The Education Department got it right with Charlie Kirk

The Education Department has begun displaying “Heroes in American Education” banners on its Washington, D.C., headquarters — pairing canonical figures such as Benjamin Franklin, Martin Luther King Jr., Booker T. Washington, and Anne Sullivan with conservative activist Charlie Kirk. The inclusion of Kirk has sparked sharp criticism, not only because of his polarizing politics, but because he built his brand attacking the modern university as ideological and corrupt.

The symbolism matters. But it’s also arriving during a broader effort by the administration to shrink and decentralize the department, including newly announced interagency agreements transferring several program functions to other federal agencies. Against that backdrop, the banners read less like decoration and more like a statement about what the federal government thinks education should be for.

As of late 2025, six interagency agreements were announced to move key programs to the Departments of Labor, Health and Human Services, State, and Interior. Amid this institutional overhaul, the new imagery on the Department’s headquarters takes on a deeper meaning.  

This banner isn’t just a memorial. It signals a policy shift. The Education Department, in partnership with the America First Policy Institute, Turning Point USA, Hillsdale College, and more than 40 leading national and state-based organizations, recently announced the launch of the America 250 Civics Education Coalition.  

The mission is to “restore and reclaim” American civics, moving away from what the administration calls “radical indoctrination” and toward the patriotic education model Kirk championed.

This landmark initiative is dedicated to renewing patriotism, strengthening civic knowledge, and advancing a shared understanding of America’s founding principles in schools across the nation.  

In recent years, we have seen many universities and other publicly funded colleges requiring classes that glaringly support a political agenda. I experienced this firsthand while earning my Associate’s degree in Political Science at a California community college. To graduate, I was forced to take a course that focused heavily on gender studies — the exact type of indoctrination Kirk warned about. The curriculum actively affirmed transgender medical care for children, leaving no room for dissenting views or traditional values.  

It was the most unnecessary class I have ever taken in my time as a student. In this light, Kirk is correct. If I had known that I had to take that class in order to graduate, I would have found a different institution, however difficult that may have been.  

While Kirk was not supportive of students attending colleges that force and indoctrinate a liberal agenda, he was a fervent believer in educational choice. Kirk argued that the modern university system had become a “scam” that saddled young Americans with debt while suppressing conservative viewpoints.

By advocating trade schools, entrepreneurial paths, and “patriotic” alternatives, he sought to empower students to seek knowledge outside the traditional academic establishment.
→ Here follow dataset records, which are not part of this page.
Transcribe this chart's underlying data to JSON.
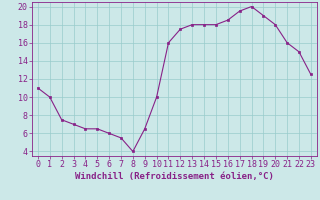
{
  "x": [
    0,
    1,
    2,
    3,
    4,
    5,
    6,
    7,
    8,
    9,
    10,
    11,
    12,
    13,
    14,
    15,
    16,
    17,
    18,
    19,
    20,
    21,
    22,
    23
  ],
  "y": [
    11,
    10,
    7.5,
    7,
    6.5,
    6.5,
    6,
    5.5,
    4,
    6.5,
    10,
    16,
    17.5,
    18,
    18,
    18,
    18.5,
    19.5,
    20,
    19,
    18,
    16,
    15,
    12.5
  ],
  "line_color": "#882288",
  "marker_color": "#882288",
  "bg_color": "#cce8e8",
  "grid_color": "#99cccc",
  "xlabel": "Windchill (Refroidissement éolien,°C)",
  "xlim": [
    -0.5,
    23.5
  ],
  "ylim": [
    3.5,
    20.5
  ],
  "yticks": [
    4,
    6,
    8,
    10,
    12,
    14,
    16,
    18,
    20
  ],
  "xticks": [
    0,
    1,
    2,
    3,
    4,
    5,
    6,
    7,
    8,
    9,
    10,
    11,
    12,
    13,
    14,
    15,
    16,
    17,
    18,
    19,
    20,
    21,
    22,
    23
  ],
  "xlabel_fontsize": 6.5,
  "tick_fontsize": 6,
  "label_color": "#882288"
}
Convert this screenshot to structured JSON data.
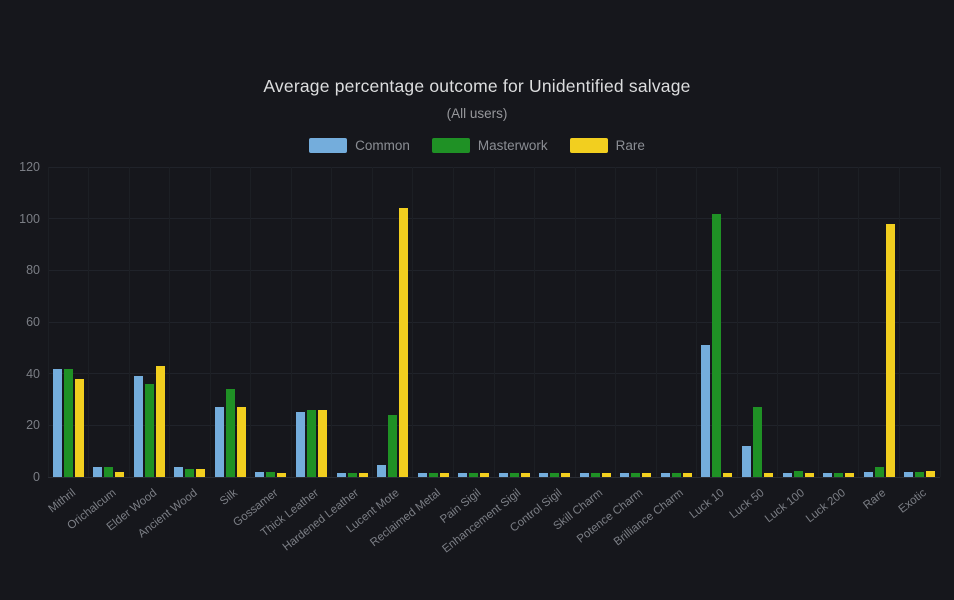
{
  "page": {
    "background_color": "#16171c"
  },
  "chart_data": {
    "type": "bar",
    "title": "Average percentage outcome for Unidentified salvage",
    "subtitle": "(All users)",
    "legend_position": "top",
    "grid": true,
    "ylim": [
      0,
      120
    ],
    "yticks": [
      0,
      20,
      40,
      60,
      80,
      100,
      120
    ],
    "categories": [
      "Mithril",
      "Orichalcum",
      "Elder Wood",
      "Ancient Wood",
      "Silk",
      "Gossamer",
      "Thick Leather",
      "Hardened Leather",
      "Lucent Mote",
      "Reclaimed Metal",
      "Pain Sigil",
      "Enhancement Sigil",
      "Control Sigil",
      "Skill Charm",
      "Potence Charm",
      "Brilliance Charm",
      "Luck 10",
      "Luck 50",
      "Luck 100",
      "Luck 200",
      "Rare",
      "Exotic"
    ],
    "series": [
      {
        "name": "Common",
        "color": "#74addc",
        "values": [
          42,
          4,
          39,
          4,
          27,
          2,
          25,
          1.5,
          4.5,
          1.5,
          1.5,
          1.5,
          1.5,
          1.5,
          1.5,
          1.5,
          51,
          12,
          1.5,
          1.5,
          2,
          2
        ]
      },
      {
        "name": "Masterwork",
        "color": "#1f9125",
        "values": [
          42,
          4,
          36,
          3,
          34,
          2,
          26,
          1.5,
          24,
          1.5,
          1.5,
          1.5,
          1.5,
          1.5,
          1.5,
          1.5,
          102,
          27,
          2.5,
          1.5,
          4,
          2
        ]
      },
      {
        "name": "Rare",
        "color": "#f2cf1f",
        "values": [
          38,
          2,
          43,
          3,
          27,
          1.5,
          26,
          1.5,
          104,
          1.5,
          1.5,
          1.5,
          1.5,
          1.5,
          1.5,
          1.5,
          1.5,
          1.5,
          1.5,
          1.5,
          98,
          2.5
        ]
      }
    ]
  }
}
Kirk, who was assassinated during a campus debate at Utah Valley University, was a tireless advocate for the collegiate generation — championing free speech, open debate, and religious liberty on campuses across the nation.

The following reaction is emblematic of the vitriol directed at the DoED for honoring his legacy: 

Such claims are not only severely taken out of context but serve to confirm the Left’s deep-seated hostility toward Kirk and the conservative movement as a whole.

The ultimate hypocrisy lies in the fact that the Left is weaponizing the First Amendment to tarnish the name of a man who died defending it. While it benefits from the very protections he championed, the Left remains obsessed with silencing anyone who challenges the extreme rhetoric it continues to force upon colleges and universities across the nation. 

They would have you forget Kirk and the values and rights that he championed, but the Education Department got it right for once. By hanging Kirk’s face in Washington D.C., of all places, the department the world the impact he had on the education of the younger generation.  

TRUMP DELIVERS FREEDOM WHILE THE LEFT MARCHES FOR OPPRESSION

Kirk demonstrated to the world that open dialogue and robust debate must be the bedrock of our society. While the Left is actively working to erase the mark he left on this generation, his legacy lives on through the unprecedented rise of public forums on college campuses. 

Thanks to his influence, a new wave of students is finally willing to step out and engage with the diverse and varying viewpoints that define our society.